Comme l’écrit l’auteur dans sa Préface, il s’agit de «cent nouvelles, ou fables, ou paraboles, ou histoires, comme il vous plaira de les appeler, racontées en dix jours par une honnête compagnie de sept dames et de trois jeunes hommes pendant le temps de la peste...». Le récit de l’épidémie, de la rencontre des dix jeunes gens, de leur départ et de leur séjour à la campagne, d’où ils rentreront ensuite à Florence, constitue donc le cadre du recueil. Cette construction par enchâssement n’est pas une invention de Boccace (lui-même l’a déjà expérimentée dans d’autres œuvres), mais sa nouveauté tient aux fonctions multiples qu’elle remplit. La peste, par exemple, constitue l’horizon des nouvelles. Certes, le séjour extra muros est réglé par des lois spécifiques: une royauté provisoire donne à chacun des jeunes gens le pouvoir pendant une journée, et leurs occupations quotidiennes sont régies par une économie du plaisir très raffinée. Mais cette expérience utopique n’est qu’une parenthèse, à l’extérieur de laquelle règnent la mort, le désordre social, la décomposition morale longuement décrits dans l’introduction, et il n’est guère de récit, si joyeux soit-il, qui ne porte la trace même fugitive d’une réflexion sur ces trois aspects de la réalité présente. Inversement, cette même réalité sert de justification morale à la constitution d’un groupe jeune... et mixte, ainsi qu’à la liberté de certains de leurs propos.

La stratégie du narrateur

Ce cadre – qui n’est pas sans présenter certains aspects romanesques – produit également un effet de distanciation, grâce à la «mise en scène» des récits, que soulignent discrètement les réactions ou les commentaires de l’auditoire. Il permet surtout à Boccace d’insérer entre lui-même, auteur, et le public de ses dédicataires (les femmes amoureuses) une succession d’écrans. Ainsi, dans la Préface, où il dédie son livre à celles que leur condition féminine empêche de se livrer aux divertissements sportifs ou aux occupations sérieuses qui offrent aux hommes un dérivatif à leurs peines d’amour, Boccace se présente comme le chroniqueur de l’aventure des dix jeunes gens et le «scripteur» de récits qu’il n’a ni «inventés» (c’est-à-dire choisis) ni racontés lui-même. Dans la Conclusion, il reprendra la même fiction. Grâce à cette délégation de pouvoir, les dix jeunes gens se trouvent investis tour à tour de la fonction de narrateur. Mais, en même temps, ils représentent le public: un public plus diversifié que celui des dames auquel s’adresse la dédicace, et aussi un public idéal de lecteurs instruits, intelligents, sans préjugés comme sans vices, qui savent consommer les nouvelles comme elles sont racontées, avec un esprit large, le sens de l’humour, et beaucoup de sagesse pratique.

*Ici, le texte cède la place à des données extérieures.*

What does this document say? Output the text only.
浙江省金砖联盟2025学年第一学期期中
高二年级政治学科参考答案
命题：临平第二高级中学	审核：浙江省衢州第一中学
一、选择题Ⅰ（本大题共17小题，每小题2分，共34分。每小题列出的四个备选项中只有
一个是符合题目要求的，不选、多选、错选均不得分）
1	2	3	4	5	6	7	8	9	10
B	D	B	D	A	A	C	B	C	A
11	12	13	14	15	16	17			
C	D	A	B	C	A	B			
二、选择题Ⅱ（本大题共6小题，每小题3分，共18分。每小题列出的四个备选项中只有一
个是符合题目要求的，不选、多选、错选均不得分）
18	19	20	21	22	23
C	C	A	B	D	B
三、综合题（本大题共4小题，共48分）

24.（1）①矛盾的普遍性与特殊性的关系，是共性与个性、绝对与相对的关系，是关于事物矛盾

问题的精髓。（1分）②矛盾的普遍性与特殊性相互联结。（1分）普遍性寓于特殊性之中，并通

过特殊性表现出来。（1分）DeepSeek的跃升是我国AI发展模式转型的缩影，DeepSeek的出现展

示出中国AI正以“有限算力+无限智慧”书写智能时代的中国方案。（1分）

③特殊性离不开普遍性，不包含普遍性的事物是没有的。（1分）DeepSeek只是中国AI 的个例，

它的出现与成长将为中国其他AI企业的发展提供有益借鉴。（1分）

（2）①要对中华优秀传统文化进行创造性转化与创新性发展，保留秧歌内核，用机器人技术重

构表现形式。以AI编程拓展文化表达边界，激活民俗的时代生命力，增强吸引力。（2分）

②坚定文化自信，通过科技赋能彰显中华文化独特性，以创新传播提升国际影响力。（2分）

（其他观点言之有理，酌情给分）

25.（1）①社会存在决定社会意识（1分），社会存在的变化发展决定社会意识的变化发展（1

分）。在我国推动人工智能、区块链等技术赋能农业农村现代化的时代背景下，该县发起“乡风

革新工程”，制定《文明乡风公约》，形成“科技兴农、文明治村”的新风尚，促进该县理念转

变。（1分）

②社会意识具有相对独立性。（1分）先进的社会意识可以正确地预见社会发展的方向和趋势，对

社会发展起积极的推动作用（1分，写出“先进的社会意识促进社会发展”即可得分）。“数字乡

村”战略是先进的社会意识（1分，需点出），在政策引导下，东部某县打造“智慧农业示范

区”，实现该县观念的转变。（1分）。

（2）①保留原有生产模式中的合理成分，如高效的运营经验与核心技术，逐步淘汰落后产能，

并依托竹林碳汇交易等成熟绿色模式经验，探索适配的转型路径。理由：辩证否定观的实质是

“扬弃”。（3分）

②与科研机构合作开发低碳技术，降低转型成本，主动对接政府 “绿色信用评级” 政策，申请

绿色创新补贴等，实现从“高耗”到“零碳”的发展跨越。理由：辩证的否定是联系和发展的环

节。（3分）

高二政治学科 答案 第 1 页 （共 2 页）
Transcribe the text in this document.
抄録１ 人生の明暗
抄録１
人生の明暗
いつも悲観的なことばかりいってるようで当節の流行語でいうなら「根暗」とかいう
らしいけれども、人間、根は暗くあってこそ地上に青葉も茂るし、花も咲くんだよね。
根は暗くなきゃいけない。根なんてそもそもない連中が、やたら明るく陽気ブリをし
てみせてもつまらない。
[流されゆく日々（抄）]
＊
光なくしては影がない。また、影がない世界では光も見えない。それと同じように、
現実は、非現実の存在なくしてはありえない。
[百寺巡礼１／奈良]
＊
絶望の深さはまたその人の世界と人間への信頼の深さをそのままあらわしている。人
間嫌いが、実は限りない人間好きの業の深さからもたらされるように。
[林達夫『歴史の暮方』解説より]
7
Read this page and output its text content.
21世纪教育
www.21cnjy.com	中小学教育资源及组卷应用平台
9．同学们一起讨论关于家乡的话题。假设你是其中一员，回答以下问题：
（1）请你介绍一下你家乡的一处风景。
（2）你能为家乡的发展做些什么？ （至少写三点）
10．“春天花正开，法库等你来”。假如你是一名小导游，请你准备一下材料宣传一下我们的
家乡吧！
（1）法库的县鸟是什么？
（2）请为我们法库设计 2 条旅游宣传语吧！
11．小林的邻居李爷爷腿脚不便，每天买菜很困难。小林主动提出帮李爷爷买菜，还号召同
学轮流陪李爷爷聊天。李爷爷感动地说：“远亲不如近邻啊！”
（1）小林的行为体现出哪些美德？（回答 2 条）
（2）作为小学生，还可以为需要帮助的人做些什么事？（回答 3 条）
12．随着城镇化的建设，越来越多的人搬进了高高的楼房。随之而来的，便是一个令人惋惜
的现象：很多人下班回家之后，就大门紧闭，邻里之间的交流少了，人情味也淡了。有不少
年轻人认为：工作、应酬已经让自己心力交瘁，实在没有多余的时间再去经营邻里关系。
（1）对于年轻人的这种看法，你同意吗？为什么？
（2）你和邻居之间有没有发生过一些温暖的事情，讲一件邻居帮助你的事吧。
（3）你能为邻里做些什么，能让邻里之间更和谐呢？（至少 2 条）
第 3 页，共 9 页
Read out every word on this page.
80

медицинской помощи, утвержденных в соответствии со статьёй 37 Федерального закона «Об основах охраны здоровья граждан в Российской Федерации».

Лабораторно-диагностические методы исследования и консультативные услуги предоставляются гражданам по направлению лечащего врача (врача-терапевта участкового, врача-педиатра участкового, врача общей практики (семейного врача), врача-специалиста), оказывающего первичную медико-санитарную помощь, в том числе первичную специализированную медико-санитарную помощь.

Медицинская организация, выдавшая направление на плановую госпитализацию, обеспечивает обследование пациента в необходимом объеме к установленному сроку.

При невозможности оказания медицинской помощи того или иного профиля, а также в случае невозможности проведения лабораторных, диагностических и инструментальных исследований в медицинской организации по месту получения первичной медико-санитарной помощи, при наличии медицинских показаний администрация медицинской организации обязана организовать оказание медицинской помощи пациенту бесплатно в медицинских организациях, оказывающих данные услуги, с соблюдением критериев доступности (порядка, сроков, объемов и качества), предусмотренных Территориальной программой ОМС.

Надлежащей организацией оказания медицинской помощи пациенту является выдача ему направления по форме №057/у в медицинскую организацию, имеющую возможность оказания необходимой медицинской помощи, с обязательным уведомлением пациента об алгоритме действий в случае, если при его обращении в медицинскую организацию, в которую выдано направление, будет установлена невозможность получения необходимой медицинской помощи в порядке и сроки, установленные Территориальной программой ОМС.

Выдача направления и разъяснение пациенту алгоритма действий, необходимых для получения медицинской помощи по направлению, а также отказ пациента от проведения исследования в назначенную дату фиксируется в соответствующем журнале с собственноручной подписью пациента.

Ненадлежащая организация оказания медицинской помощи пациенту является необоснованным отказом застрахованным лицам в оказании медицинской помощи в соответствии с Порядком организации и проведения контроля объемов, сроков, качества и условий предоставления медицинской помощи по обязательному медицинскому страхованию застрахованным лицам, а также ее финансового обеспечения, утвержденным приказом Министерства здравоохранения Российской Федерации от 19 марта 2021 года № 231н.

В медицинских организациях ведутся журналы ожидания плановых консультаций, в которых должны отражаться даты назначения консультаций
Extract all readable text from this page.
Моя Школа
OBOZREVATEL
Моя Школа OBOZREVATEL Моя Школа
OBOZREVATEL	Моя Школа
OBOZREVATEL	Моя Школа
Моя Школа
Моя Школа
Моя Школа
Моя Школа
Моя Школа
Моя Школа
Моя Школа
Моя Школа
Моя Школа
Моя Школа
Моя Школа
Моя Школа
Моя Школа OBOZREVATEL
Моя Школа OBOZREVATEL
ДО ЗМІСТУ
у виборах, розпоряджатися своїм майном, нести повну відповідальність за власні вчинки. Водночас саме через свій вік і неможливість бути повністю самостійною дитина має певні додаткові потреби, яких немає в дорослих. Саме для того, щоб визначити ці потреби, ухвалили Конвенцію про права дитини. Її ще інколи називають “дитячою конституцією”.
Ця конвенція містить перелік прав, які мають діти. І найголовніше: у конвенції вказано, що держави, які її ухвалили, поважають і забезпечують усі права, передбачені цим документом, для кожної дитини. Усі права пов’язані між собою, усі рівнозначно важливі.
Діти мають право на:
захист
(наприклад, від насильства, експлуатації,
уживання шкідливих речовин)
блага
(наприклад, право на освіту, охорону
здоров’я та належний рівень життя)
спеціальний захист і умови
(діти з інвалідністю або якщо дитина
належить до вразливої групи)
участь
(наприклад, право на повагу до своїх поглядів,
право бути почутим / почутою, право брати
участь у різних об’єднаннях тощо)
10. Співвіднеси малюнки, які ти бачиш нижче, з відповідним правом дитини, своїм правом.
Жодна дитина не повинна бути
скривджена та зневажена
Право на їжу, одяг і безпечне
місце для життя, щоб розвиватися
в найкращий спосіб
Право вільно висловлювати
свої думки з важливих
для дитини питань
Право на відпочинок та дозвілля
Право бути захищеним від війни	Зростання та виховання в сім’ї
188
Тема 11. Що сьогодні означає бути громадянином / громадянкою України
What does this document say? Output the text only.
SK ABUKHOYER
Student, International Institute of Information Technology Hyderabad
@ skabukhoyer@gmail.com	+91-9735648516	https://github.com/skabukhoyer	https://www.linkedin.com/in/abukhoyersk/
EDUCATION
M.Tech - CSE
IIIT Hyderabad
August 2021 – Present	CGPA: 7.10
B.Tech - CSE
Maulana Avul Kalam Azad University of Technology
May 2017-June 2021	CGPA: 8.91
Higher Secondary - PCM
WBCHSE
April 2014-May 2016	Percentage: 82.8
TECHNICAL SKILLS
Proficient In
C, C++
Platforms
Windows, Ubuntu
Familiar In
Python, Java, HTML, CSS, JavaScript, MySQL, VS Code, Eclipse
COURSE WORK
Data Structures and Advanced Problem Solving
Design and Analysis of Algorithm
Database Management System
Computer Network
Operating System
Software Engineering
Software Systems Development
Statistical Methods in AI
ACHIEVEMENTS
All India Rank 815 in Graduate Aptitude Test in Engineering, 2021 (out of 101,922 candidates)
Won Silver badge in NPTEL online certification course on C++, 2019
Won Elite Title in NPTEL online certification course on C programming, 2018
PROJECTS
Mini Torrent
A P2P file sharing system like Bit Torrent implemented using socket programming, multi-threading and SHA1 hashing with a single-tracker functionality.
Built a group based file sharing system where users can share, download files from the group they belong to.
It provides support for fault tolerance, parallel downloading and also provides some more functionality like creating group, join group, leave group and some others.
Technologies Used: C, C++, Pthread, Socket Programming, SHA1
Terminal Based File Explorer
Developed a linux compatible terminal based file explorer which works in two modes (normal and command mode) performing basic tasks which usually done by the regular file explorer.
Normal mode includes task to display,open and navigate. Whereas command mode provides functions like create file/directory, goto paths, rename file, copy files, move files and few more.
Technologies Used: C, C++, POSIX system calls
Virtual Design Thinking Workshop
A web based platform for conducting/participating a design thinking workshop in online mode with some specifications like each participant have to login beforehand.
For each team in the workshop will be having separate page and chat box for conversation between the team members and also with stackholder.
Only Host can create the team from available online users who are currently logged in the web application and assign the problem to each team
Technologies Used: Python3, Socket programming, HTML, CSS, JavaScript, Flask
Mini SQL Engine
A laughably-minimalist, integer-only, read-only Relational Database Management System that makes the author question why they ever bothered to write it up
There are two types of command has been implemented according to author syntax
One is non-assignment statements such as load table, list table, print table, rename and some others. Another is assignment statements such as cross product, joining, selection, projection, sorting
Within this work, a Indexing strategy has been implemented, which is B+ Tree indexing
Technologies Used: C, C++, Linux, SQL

Toutefois, ce dispositif ne résiste pas à l’épreuve du réel. Dans l’introduction à la IVe journée, Boccace, s’adressant à ses dédicataires, se livre à une défense et apologie de ses contes en réponse aux attaques dont il est l’objet (signe que les textes devaient circuler bien avant l’achèvement du recueil). Ses détracteurs l’accusent pêle-mêle d’inconvenance, d’inexactitude; ils lui reprochent surtout de se consacrer à un ouvrage indigne d’un savant et d’un lettré. L’enjeu est d’importance: il y va de l’avenir d’une littérature de divertissement, destinée à un large public et, pour Boccace lui-même, de son image et de sa notoriété d’intellectuel. Ses réponses sont courageuses: il revendique la liberté de l’art, le respect d’un public supposé adulte, le droit à l’existence de récits qui ne sont destinés ni aux étudiants ni aux philosophes. Mais il s’abrite aussi, il faut bien le reconnaître, derrière la notion de genre mineur («des nouvelettes... écrites en langue vulgaire florentine et en prose... et dans un style très humble et simple»), lors même qu’il emploie tout son art à l’ennoblir.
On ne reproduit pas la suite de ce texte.